The thing is that's an extremely low res cell phone video. Cell phone cameras are bad enough but cell phone videos certainly aren't going to show what's left behind after those two polishing steps.
The video is showing using a cutting pad to hand apply a compound. Ultimate Compound is not a pure SMAT polish, it will initially leave behind marring that the Ultimate Polish likely won't remove by hand. The Ultimate Polish will reduce it for sure, but on a black car in real life unless you can remove all the left over marring from Ultimate Compound, Ultimate Polish which by hand with a finishing pad would take a really long time, you'll have reduced the finish quality especially considering the OP's car is brand new.
It's an improvement sure in the video but that's from basically a severely damaged car as is. Almost anything would be an improvement. And the amount of material Ultimate Compound removes by hand is entirely unnecessary in the OP's situation.

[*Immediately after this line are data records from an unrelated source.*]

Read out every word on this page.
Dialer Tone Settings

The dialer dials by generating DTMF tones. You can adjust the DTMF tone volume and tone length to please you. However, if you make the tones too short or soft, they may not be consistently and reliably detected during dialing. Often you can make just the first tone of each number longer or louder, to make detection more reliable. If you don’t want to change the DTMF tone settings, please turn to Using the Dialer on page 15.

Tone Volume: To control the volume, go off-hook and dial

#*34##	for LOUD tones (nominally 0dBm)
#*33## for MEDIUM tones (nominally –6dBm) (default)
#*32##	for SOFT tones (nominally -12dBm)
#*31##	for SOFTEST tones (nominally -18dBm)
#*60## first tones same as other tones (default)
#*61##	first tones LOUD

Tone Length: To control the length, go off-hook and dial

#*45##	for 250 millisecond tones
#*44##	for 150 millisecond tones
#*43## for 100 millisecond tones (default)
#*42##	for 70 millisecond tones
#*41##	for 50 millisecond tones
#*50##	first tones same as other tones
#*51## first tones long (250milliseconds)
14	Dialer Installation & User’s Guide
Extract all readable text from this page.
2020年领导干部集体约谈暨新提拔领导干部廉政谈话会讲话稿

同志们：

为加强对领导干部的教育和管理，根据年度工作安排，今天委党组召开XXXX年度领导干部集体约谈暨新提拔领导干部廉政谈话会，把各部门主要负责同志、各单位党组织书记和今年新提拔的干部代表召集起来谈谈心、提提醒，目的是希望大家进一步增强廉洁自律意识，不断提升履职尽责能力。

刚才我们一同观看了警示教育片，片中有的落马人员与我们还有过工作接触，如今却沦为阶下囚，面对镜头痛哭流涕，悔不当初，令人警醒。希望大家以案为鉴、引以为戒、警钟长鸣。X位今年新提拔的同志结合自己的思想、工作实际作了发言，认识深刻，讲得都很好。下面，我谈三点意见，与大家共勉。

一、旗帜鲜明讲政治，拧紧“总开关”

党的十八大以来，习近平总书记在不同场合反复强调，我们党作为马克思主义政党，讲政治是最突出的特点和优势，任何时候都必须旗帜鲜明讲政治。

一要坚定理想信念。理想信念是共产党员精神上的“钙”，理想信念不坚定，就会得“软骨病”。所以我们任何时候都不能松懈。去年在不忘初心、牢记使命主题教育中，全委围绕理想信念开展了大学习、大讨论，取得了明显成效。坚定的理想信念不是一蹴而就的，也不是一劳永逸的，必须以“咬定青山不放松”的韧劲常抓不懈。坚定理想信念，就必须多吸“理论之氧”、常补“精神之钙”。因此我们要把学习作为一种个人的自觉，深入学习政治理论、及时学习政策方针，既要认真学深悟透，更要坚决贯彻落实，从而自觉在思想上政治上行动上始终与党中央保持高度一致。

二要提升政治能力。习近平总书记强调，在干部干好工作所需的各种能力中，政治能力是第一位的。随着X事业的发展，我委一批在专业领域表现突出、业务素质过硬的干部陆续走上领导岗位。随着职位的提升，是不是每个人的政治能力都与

The OP's situation is a brand new car, you shouldn't be compounding a new car to begin with. You'll still get better results and less material removal using a finishing polish to remove buffer trails than using a compound and polish by hand. Not to mention buying those 4" pads, and holder plus Ultimate Compound AND Ultimate Polish will cost more than the 6" buffer and a wool bonnet, microfiber bonnet, and Ultimate Polish. You can forgo the holder but try to use a thin foam applicator with rubbing compound and you'll be either working for a really long time, or like most people increase the pressure to get the work done faster at the cost of marring the paint and uneven correction.
So if you've got a buffer, you're better off just using the buffer and Ultimate Polish instead of Ultimate Compound and Ultimate Polish.
Believe me years ago I tried doing mobile detailing by hand, it's no picnic and the results are always less than satisfactory if you're expecting any decent correction.